A simple JSON API that given a url indexes the h1, h2, h3 and links for that page

Primary LanguageRuby

Page Indexer

Description

A simple JSON API that given a url indexes the h1, h2, h3 and links for that page

Requirements

  1. Ruby 2.3.3
  2. Rails 5.0.1
  3. Bundler Gem (for installing dependencies)

Recommended

It's recommend using RVM to isolate Ruby versions and gems from any other Ruby setups you might have. ruby-version and ruby-gemset files are provided.

Install

A build script has been provided. Change into the projects root directory (page-indexer) and run the below command

./build.sh you will need to ensure build.sh has execute permissions

Run

A run script has been provided. Change into the projects root directory (page-indexer) and run the below command

./run.sh you will need to ensure run.sh has execute permissions

Use

The app runs on port 3000 by default (ensure nothing else is running on this port).
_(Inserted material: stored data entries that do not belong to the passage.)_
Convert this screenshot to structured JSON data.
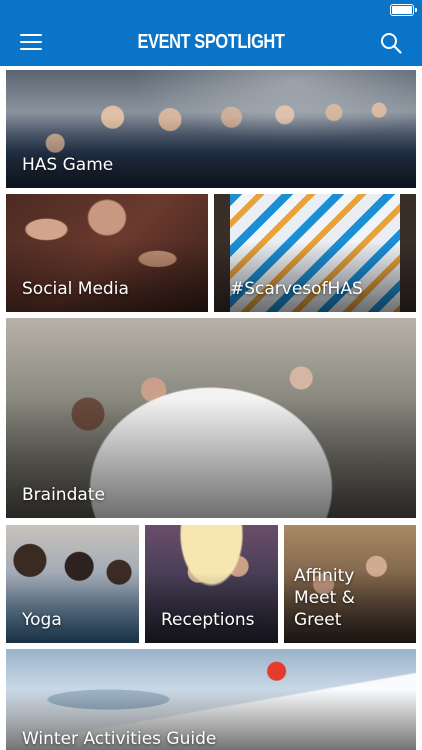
{
  "app": {
    "title": "EVENT SPOTLIGHT",
    "brand_color": "#0a74c9"
  },
  "status_bar": {
    "battery_icon": "battery-full-icon"
  },
  "app_bar": {
    "menu_icon": "hamburger-menu-icon",
    "search_icon": "search-icon"
  },
  "tiles": [
    {
      "label": "HAS Game"
    },
    {
      "label": "Social Media"
    },
    {
      "label": "#ScarvesofHAS"
    },
    {
      "label": "Braindate"
    },
    {
      "label": "Yoga"
    },
    {
      "label": "Receptions"
    },
    {
      "label": "Affinity\nMeet & Greet"
    },
    {
      "label": "Winter Activities Guide"
    }
  ]
}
Once the app is running you can make a request to http://localhost:3000/pages to see all the currently indexed pages.

To index a new page send a POST request to http://localhost:3000/pages with the url of the page you would like to index. See a sample curl command below.

curl -X POST http://localhost:3000/pages -d '{"url": "http://www.bbc.co.uk"}' --header "Content-Type:application/json"

Design

The application is split into two. A Page-Parser gem which contains the logic for parsing a page and the API which provides the REST endpoint. The Page-Parser gem is included in the API but can be used in any Ruby project by providing a means of accessing page content as a string and a method for persistance.

The method of page parsing requires the whole document to be loaded into memory which will cause issues for very large documents.